2. Multi-clip reference. Use a LAFAN1 segment with more natural arm swing (a faster walking sequence, or a "natural" labeled clip rather than the lab-walking clip) as the base. Higher quality reference → higher quality refinement ceiling.
3. Real-time human study. Multiple human observers watching side-by-side videos: do they prefer v19 winners over v12 baseline at p < 0.05? This is the qualitative test that ultimately matters and we haven't run it.

Closing the series

This is the last post in the humanoid-sim series. Five posts, one project, a lot of honest failure. The pattern across all of them: every "let's automate the supervision" attempt produced a new class of failure, not zero failures. Hand-coded metrics missed degenerate gaits. LLM-iterated rewards explored the design space without solving coverage. VLM critique closed some gaps and opened new ones around frame-time disguise. The reliable signal in this project remained the same as it started: a real motion-capture reference and the minimum-viable-mocap result that two carefully-ordered poses are enough.

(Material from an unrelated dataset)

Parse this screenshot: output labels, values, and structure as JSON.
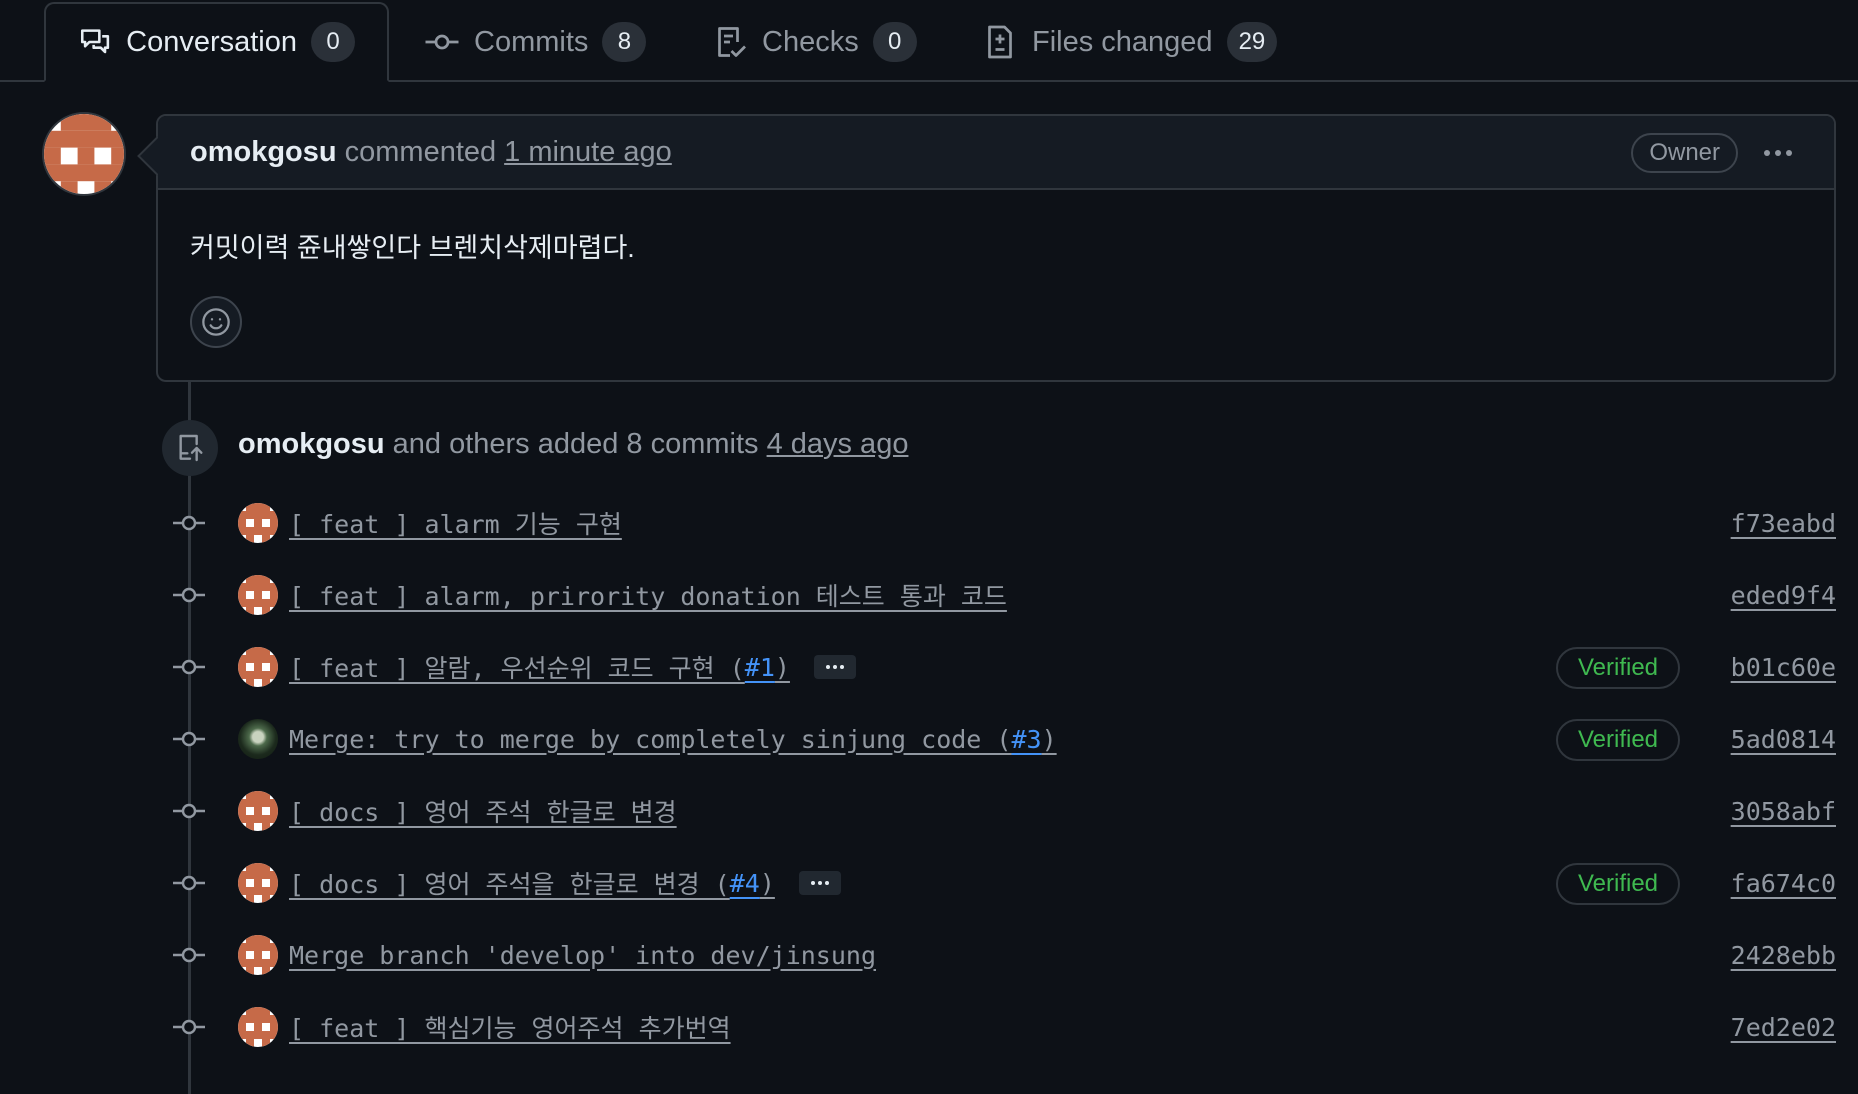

The constructive arc — what actually walks — is the mocap post and the v19 refinement on top of mocap. The diagnostic arc — what doesn't — is reward hacking, LLM iteration, and this one. Both arcs are necessary, and both have to be honest, because the field is small enough that papers without retractions tend to be papers that haven't yet noticed their retractions.

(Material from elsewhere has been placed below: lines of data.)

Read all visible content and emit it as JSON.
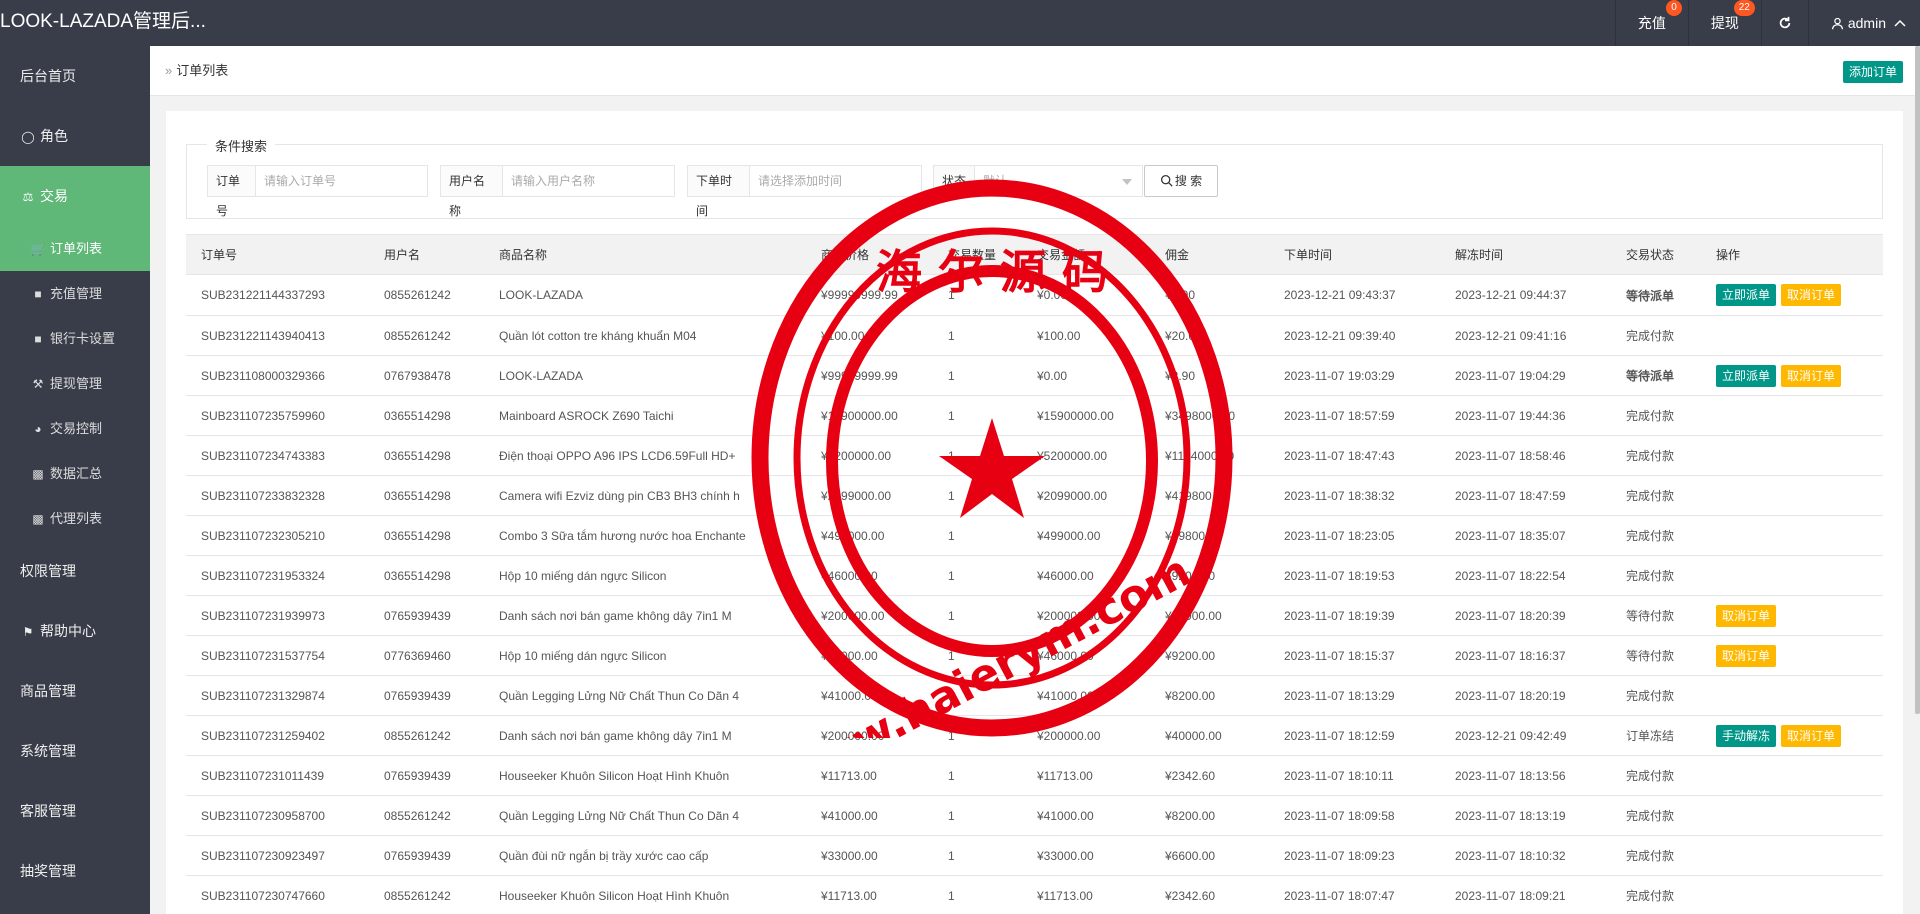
{
  "header": {
    "logo": "LOOK-LAZADA管理后...",
    "recharge_label": "充值",
    "recharge_badge": "0",
    "withdraw_label": "提现",
    "withdraw_badge": "22",
    "refresh_icon": "refresh-icon",
    "user_label": "admin"
  },
  "sidebar": {
    "items": [
      {
        "label": "后台首页",
        "icon": ""
      },
      {
        "label": "角色",
        "icon": "user-icon"
      },
      {
        "label": "交易",
        "icon": "scale-icon"
      },
      {
        "label": "订单列表",
        "icon": "cart-icon"
      },
      {
        "label": "充值管理",
        "icon": "comment-icon"
      },
      {
        "label": "银行卡设置",
        "icon": "comment-icon"
      },
      {
        "label": "提现管理",
        "icon": "hammer-icon"
      },
      {
        "label": "交易控制",
        "icon": "gauge-icon"
      },
      {
        "label": "数据汇总",
        "icon": "chart-icon"
      },
      {
        "label": "代理列表",
        "icon": "chart-icon"
      },
      {
        "label": "权限管理",
        "icon": ""
      },
      {
        "label": "帮助中心",
        "icon": "flag-icon"
      },
      {
        "label": "商品管理",
        "icon": ""
      },
      {
        "label": "系统管理",
        "icon": ""
      },
      {
        "label": "客服管理",
        "icon": ""
      },
      {
        "label": "抽奖管理",
        "icon": ""
      }
    ]
  },
  "topbar": {
    "breadcrumb": "订单列表",
    "add_button": "添加订单"
  },
  "search": {
    "legend": "条件搜索",
    "order_label": "订单号",
    "order_placeholder": "请输入订单号",
    "user_label": "用户名称",
    "user_placeholder": "请输入用户名称",
    "time_label": "下单时间",
    "time_placeholder": "请选择添加时间",
    "status_label": "状态",
    "status_value": "默认",
    "button": "搜 索"
  },
  "table": {
    "headers": [
      "订单号",
      "用户名",
      "商品名称",
      "商品价格",
      "交易数量",
      "交易金额",
      "佣金",
      "下单时间",
      "解冻时间",
      "交易状态",
      "操作"
    ],
    "rows": [
      {
        "order": "SUB231221144337293",
        "user": "0855261242",
        "product": "LOOK-LAZADA",
        "price": "¥99999999.99",
        "qty": "1",
        "amount": "¥0.00",
        "commission": "¥2.90",
        "created": "2023-12-21 09:43:37",
        "unfrozen": "2023-12-21 09:44:37",
        "status": "等待派单",
        "status_red": true,
        "actions": [
          "立即派单",
          "取消订单"
        ]
      },
      {
        "order": "SUB231221143940413",
        "user": "0855261242",
        "product": "Quần lót cotton tre kháng khuẩn M04",
        "price": "¥100.00",
        "qty": "1",
        "amount": "¥100.00",
        "commission": "¥20.00",
        "created": "2023-12-21 09:39:40",
        "unfrozen": "2023-12-21 09:41:16",
        "status": "完成付款",
        "status_red": false,
        "actions": []
      },
      {
        "order": "SUB231108000329366",
        "user": "0767938478",
        "product": "LOOK-LAZADA",
        "price": "¥99999999.99",
        "qty": "1",
        "amount": "¥0.00",
        "commission": "¥2.90",
        "created": "2023-11-07 19:03:29",
        "unfrozen": "2023-11-07 19:04:29",
        "status": "等待派单",
        "status_red": true,
        "actions": [
          "立即派单",
          "取消订单"
        ]
      },
      {
        "order": "SUB231107235759960",
        "user": "0365514298",
        "product": "Mainboard ASROCK Z690 Taichi",
        "price": "¥15900000.00",
        "qty": "1",
        "amount": "¥15900000.00",
        "commission": "¥3498000.00",
        "created": "2023-11-07 18:57:59",
        "unfrozen": "2023-11-07 19:44:36",
        "status": "完成付款",
        "status_red": false,
        "actions": []
      },
      {
        "order": "SUB231107234743383",
        "user": "0365514298",
        "product": "Điện thoại OPPO A96 IPS LCD6.59Full HD+",
        "price": "¥5200000.00",
        "qty": "1",
        "amount": "¥5200000.00",
        "commission": "¥1144000.00",
        "created": "2023-11-07 18:47:43",
        "unfrozen": "2023-11-07 18:58:46",
        "status": "完成付款",
        "status_red": false,
        "actions": []
      },
      {
        "order": "SUB231107233832328",
        "user": "0365514298",
        "product": "Camera wifi Ezviz dùng pin CB3 BH3 chính h",
        "price": "¥2099000.00",
        "qty": "1",
        "amount": "¥2099000.00",
        "commission": "¥419800.00",
        "created": "2023-11-07 18:38:32",
        "unfrozen": "2023-11-07 18:47:59",
        "status": "完成付款",
        "status_red": false,
        "actions": []
      },
      {
        "order": "SUB231107232305210",
        "user": "0365514298",
        "product": "Combo 3 Sữa tắm hương nước hoa Enchante",
        "price": "¥499000.00",
        "qty": "1",
        "amount": "¥499000.00",
        "commission": "¥99800.00",
        "created": "2023-11-07 18:23:05",
        "unfrozen": "2023-11-07 18:35:07",
        "status": "完成付款",
        "status_red": false,
        "actions": []
      },
      {
        "order": "SUB231107231953324",
        "user": "0365514298",
        "product": "Hộp 10 miếng dán ngực Silicon",
        "price": "¥46000.00",
        "qty": "1",
        "amount": "¥46000.00",
        "commission": "¥9200.00",
        "created": "2023-11-07 18:19:53",
        "unfrozen": "2023-11-07 18:22:54",
        "status": "完成付款",
        "status_red": false,
        "actions": []
      },
      {
        "order": "SUB231107231939973",
        "user": "0765939439",
        "product": "Danh sách nơi bán game không dây 7in1 M",
        "price": "¥200000.00",
        "qty": "1",
        "amount": "¥200000.00",
        "commission": "¥40000.00",
        "created": "2023-11-07 18:19:39",
        "unfrozen": "2023-11-07 18:20:39",
        "status": "等待付款",
        "status_red": false,
        "actions": [
          "取消订单"
        ]
      },
      {
        "order": "SUB231107231537754",
        "user": "0776369460",
        "product": "Hộp 10 miếng dán ngực Silicon",
        "price": "¥46000.00",
        "qty": "1",
        "amount": "¥46000.00",
        "commission": "¥9200.00",
        "created": "2023-11-07 18:15:37",
        "unfrozen": "2023-11-07 18:16:37",
        "status": "等待付款",
        "status_red": false,
        "actions": [
          "取消订单"
        ]
      },
      {
        "order": "SUB231107231329874",
        "user": "0765939439",
        "product": "Quần Legging Lửng Nữ Chất Thun Co Dãn 4",
        "price": "¥41000.00",
        "qty": "1",
        "amount": "¥41000.00",
        "commission": "¥8200.00",
        "created": "2023-11-07 18:13:29",
        "unfrozen": "2023-11-07 18:20:19",
        "status": "完成付款",
        "status_red": false,
        "actions": []
      },
      {
        "order": "SUB231107231259402",
        "user": "0855261242",
        "product": "Danh sách nơi bán game không dây 7in1 M",
        "price": "¥200000.00",
        "qty": "1",
        "amount": "¥200000.00",
        "commission": "¥40000.00",
        "created": "2023-11-07 18:12:59",
        "unfrozen": "2023-12-21 09:42:49",
        "status": "订单冻结",
        "status_red": false,
        "actions": [
          "手动解冻",
          "取消订单"
        ]
      },
      {
        "order": "SUB231107231011439",
        "user": "0765939439",
        "product": "Houseeker Khuôn Silicon Hoạt Hình Khuôn",
        "price": "¥11713.00",
        "qty": "1",
        "amount": "¥11713.00",
        "commission": "¥2342.60",
        "created": "2023-11-07 18:10:11",
        "unfrozen": "2023-11-07 18:13:56",
        "status": "完成付款",
        "status_red": false,
        "actions": []
      },
      {
        "order": "SUB231107230958700",
        "user": "0855261242",
        "product": "Quần Legging Lửng Nữ Chất Thun Co Dãn 4",
        "price": "¥41000.00",
        "qty": "1",
        "amount": "¥41000.00",
        "commission": "¥8200.00",
        "created": "2023-11-07 18:09:58",
        "unfrozen": "2023-11-07 18:13:19",
        "status": "完成付款",
        "status_red": false,
        "actions": []
      },
      {
        "order": "SUB231107230923497",
        "user": "0765939439",
        "product": "Quần đùi nữ ngắn bị trầy xước cao cấp",
        "price": "¥33000.00",
        "qty": "1",
        "amount": "¥33000.00",
        "commission": "¥6600.00",
        "created": "2023-11-07 18:09:23",
        "unfrozen": "2023-11-07 18:10:32",
        "status": "完成付款",
        "status_red": false,
        "actions": []
      },
      {
        "order": "SUB231107230747660",
        "user": "0855261242",
        "product": "Houseeker Khuôn Silicon Hoạt Hình Khuôn",
        "price": "¥11713.00",
        "qty": "1",
        "amount": "¥11713.00",
        "commission": "¥2342.60",
        "created": "2023-11-07 18:07:47",
        "unfrozen": "2023-11-07 18:09:21",
        "status": "完成付款",
        "status_red": false,
        "actions": []
      }
    ]
  },
  "watermark": {
    "top_text": "海 尔 源 码",
    "bottom_text": "www.haierym.com",
    "color": "#e60012"
  },
  "colors": {
    "header_bg": "#393d49",
    "sidebar_active": "#5fb878",
    "teal": "#009688",
    "orange": "#ffb800",
    "badge": "#ff5722"
  }
}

If there's one practitioner lesson across all five posts, it's the one this post ended on: always lead with seconds. Whatever your evaluation function is, when you state your result, state it in time units that a human cares about. 30 frames sounds like progress. 0.6 seconds sounds like a collapse. They are the same fact. The choice of unit is doing the work of either flattering or honest reporting, and the field benefits from the honest one.